October 8th, 2010
07:48 AM ET

Bank breaks into home - over mortgage payments

Nancy Jacobini was home alone in Florida when she heard what she thought was an intruder at the front door. There was no knock. She wasn't expecting anyone, so she grabbed her cell phone and called 911.

As it turns out, the man who broke the lock on her front door was actually a contractor hired by her bank. It is a procedure typically used to secure a foreclosed home. However, Jacobini's home wasn't foreclosed. She tells American Morning's Kiran Chetry how terrifying the experience was for her.

Nancy Jacobini: When the police arrived, of course, they had to search the house to make certain that nobody else was in it. And then one thing led to another, and then we basically found out that the gentleman was there to change the locks on my home.

Kiran Chetry: And who was he sent by?

Jacobini: He was sent by the bank, Chase Bank, to change the locks without my permission.

Chetry: You say that you were about three to four months behind on your mortgage payments but you'd been working diligently with the bank to get a mortgage modification.

Jacobini: Absolutely.

Chetry: And you didn't receive any notification about any impending foreclosure.

Jacobini: I did not. I did not receive any information at all in reference to a foreclosure.

Chetry: Basically you're sitting there and you have no idea if someone's breaking into your home to attack you at this point.

Jacobini:
Exactly. I knew the aggressiveness was getting very severe. I was very much afraid, and it was a rainy day at the time. Skip thought the person was taking advantage of the weather. There were going to be no witnesses. This person had a gun, a knife, I had no idea what was going to happen. I didn't know if there was one person, I didn't know if there was two people. All I knew was my life was in danger.

Chetry: Have they apologized to you, Nancy, for what you went through?

Jacobini:
No. Actually, I purposely retrieved both of my messages last night to really, really try to decipher every single word, you know, while I was in private just to see if I overlooked something. And no, there was no apology. On either one of those messages.

Chetry:
What'd they say?

Jacobini: It was basically an introduction of who the gentleman was, and he had mentioned that he was calling because he had received an escalation to his office and that he was calling about the mix-up in reference to the work preservation work order ... And then the second message simply stated an introduction, of course, of who he was. And that they were basically, you know, playing phone tag and that he was just calling in reference to, you know, this situation.

Chetry:
Let me ask...

Jacobini: I did not get an apology.

Chetry: Matt, what's your take on what went on here and what should happen moving forward?

Matthew Weidner: This is an absolutely terrifying phenomenon. This is happening all across the country to people just like Nancy. It's so important to emphasize she's not in foreclosure at all.

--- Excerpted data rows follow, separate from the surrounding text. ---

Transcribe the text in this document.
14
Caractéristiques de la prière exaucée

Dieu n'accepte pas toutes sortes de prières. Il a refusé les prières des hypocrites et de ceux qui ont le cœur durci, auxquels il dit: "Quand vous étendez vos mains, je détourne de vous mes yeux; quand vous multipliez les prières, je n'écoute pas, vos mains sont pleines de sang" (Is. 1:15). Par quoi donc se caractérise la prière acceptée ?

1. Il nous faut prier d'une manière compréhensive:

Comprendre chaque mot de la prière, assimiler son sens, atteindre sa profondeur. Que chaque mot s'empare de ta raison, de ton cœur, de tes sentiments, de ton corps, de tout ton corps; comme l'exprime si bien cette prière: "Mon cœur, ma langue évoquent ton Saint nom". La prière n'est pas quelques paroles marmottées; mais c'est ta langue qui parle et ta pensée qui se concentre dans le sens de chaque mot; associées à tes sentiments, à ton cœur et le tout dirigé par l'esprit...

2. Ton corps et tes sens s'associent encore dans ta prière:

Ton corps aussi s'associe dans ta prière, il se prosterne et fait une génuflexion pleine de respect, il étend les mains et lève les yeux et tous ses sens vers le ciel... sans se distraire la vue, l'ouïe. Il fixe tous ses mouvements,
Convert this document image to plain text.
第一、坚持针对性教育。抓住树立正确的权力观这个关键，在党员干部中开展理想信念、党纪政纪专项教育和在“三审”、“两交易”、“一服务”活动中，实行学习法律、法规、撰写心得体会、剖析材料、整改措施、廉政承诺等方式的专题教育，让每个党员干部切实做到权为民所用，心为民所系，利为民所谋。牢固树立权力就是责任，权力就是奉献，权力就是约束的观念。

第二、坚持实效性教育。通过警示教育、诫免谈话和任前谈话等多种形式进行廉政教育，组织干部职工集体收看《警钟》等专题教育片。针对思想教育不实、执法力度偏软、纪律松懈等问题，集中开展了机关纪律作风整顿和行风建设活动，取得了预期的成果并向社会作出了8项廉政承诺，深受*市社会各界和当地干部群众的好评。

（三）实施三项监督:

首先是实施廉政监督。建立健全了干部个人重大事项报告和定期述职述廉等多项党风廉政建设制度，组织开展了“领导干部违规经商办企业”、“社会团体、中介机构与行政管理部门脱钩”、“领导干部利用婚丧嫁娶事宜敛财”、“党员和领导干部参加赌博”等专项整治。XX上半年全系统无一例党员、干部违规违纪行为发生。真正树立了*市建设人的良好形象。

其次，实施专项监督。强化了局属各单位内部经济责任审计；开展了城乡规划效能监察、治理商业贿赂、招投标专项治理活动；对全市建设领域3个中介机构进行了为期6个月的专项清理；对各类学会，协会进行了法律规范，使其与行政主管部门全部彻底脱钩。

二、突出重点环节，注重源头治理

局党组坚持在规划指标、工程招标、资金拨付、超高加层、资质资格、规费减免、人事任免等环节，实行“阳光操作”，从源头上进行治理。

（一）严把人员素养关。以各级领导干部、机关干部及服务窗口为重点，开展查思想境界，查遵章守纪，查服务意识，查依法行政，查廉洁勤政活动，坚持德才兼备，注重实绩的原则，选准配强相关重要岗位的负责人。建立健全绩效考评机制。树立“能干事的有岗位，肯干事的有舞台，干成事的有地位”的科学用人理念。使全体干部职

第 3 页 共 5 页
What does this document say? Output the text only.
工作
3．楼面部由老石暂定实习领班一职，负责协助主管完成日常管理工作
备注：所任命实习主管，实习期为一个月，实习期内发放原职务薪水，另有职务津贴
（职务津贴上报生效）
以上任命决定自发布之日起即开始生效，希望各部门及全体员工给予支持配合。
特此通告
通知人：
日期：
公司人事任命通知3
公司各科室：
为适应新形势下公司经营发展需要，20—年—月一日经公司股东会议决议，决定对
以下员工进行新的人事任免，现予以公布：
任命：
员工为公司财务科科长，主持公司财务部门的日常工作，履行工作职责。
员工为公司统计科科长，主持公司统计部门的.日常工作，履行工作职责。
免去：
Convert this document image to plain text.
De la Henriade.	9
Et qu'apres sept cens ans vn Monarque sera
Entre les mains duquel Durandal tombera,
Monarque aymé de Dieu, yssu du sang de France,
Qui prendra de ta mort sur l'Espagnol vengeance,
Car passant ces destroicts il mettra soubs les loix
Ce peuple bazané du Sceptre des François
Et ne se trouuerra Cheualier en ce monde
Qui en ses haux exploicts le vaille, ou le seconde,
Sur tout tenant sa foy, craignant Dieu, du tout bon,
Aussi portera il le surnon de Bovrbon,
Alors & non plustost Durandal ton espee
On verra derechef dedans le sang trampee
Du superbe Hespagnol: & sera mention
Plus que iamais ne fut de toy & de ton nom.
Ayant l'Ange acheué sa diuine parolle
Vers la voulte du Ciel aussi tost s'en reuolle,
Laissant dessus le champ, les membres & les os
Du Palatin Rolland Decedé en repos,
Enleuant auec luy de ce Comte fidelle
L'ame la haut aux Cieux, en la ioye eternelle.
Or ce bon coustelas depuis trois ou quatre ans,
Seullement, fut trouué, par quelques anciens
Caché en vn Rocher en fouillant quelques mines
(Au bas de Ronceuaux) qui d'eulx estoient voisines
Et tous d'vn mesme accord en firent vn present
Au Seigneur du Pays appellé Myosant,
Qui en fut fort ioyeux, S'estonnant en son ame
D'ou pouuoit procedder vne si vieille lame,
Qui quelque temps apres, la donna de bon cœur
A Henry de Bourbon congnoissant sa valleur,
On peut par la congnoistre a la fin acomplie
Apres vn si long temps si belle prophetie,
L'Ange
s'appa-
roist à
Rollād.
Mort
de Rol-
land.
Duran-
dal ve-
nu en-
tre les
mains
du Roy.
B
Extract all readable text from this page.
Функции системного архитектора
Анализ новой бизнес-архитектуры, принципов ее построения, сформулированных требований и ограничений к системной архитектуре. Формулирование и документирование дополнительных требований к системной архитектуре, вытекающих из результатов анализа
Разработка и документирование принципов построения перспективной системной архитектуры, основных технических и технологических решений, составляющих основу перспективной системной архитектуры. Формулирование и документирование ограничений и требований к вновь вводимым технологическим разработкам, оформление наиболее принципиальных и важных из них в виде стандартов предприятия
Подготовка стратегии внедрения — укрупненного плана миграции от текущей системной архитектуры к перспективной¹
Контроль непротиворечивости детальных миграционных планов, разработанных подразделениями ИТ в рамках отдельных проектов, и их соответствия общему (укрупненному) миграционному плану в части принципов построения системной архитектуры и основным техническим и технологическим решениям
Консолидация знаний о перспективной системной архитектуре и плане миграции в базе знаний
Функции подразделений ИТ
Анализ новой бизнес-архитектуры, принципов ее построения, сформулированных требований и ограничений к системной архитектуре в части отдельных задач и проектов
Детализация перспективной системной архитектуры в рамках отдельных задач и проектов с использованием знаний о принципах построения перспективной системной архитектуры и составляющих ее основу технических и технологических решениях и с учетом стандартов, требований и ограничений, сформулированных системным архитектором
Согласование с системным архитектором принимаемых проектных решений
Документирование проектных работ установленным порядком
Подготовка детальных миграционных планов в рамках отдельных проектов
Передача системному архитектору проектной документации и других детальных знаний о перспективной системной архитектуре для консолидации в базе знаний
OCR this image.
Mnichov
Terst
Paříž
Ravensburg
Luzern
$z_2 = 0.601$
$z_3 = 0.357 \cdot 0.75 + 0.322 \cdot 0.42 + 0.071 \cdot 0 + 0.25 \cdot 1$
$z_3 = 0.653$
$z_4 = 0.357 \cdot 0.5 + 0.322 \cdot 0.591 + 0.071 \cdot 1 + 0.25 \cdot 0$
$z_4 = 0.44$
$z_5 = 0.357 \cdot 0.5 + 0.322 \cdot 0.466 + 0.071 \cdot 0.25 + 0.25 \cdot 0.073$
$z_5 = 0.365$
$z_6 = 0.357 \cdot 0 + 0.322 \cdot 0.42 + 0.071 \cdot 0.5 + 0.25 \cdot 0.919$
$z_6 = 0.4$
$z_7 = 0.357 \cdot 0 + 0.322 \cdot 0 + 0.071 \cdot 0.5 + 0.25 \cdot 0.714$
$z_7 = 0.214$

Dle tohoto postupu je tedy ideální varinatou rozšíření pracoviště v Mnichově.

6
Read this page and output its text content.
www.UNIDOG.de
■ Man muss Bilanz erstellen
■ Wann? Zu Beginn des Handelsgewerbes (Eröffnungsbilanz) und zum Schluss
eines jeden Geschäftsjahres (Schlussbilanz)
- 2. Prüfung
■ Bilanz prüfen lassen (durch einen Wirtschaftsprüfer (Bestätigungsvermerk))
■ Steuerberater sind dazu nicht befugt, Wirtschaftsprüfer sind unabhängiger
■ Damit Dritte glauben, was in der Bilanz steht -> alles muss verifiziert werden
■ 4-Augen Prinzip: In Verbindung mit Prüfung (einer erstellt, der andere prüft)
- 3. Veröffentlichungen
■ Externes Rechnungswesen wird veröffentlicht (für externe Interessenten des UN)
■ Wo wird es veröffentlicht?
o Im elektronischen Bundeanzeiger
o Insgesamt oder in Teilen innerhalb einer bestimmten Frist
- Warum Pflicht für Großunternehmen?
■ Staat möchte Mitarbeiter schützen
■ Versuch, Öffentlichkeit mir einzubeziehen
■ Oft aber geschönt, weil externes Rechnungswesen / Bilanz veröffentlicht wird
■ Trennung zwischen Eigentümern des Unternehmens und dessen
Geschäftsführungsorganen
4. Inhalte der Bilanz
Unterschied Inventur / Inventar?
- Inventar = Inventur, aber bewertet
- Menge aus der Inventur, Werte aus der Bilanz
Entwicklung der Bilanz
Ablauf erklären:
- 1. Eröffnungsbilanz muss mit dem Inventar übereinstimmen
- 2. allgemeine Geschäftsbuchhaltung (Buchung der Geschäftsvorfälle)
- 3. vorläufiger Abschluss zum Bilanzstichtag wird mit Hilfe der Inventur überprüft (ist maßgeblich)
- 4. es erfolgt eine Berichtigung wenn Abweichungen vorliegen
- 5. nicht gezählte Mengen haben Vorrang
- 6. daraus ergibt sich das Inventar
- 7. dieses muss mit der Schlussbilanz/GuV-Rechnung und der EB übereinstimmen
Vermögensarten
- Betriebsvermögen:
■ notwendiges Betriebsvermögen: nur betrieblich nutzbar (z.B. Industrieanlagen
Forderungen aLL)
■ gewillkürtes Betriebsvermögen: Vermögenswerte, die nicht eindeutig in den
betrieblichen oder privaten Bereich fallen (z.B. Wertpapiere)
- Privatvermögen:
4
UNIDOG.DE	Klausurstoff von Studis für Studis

There was absolutely no warning.

I've made contact with them several times and haven't gotten any credible apology at all. In fact, my last phone call yesterday, they were still trying to confirm whether power was in her name, totally irrelevant. But she's been in this house for 20 years and power has been in her name that entire time.

Chetry: That's the unbelievable part. How long you were living in this house and the fact that you were not in foreclosure. Here's what JP Morgan Chase says, they say properties in delinquent payments they can regularly visit to inspect them. And if the property's found to be open, they can work to secure it even if it's not in foreclosure. What do you think of that?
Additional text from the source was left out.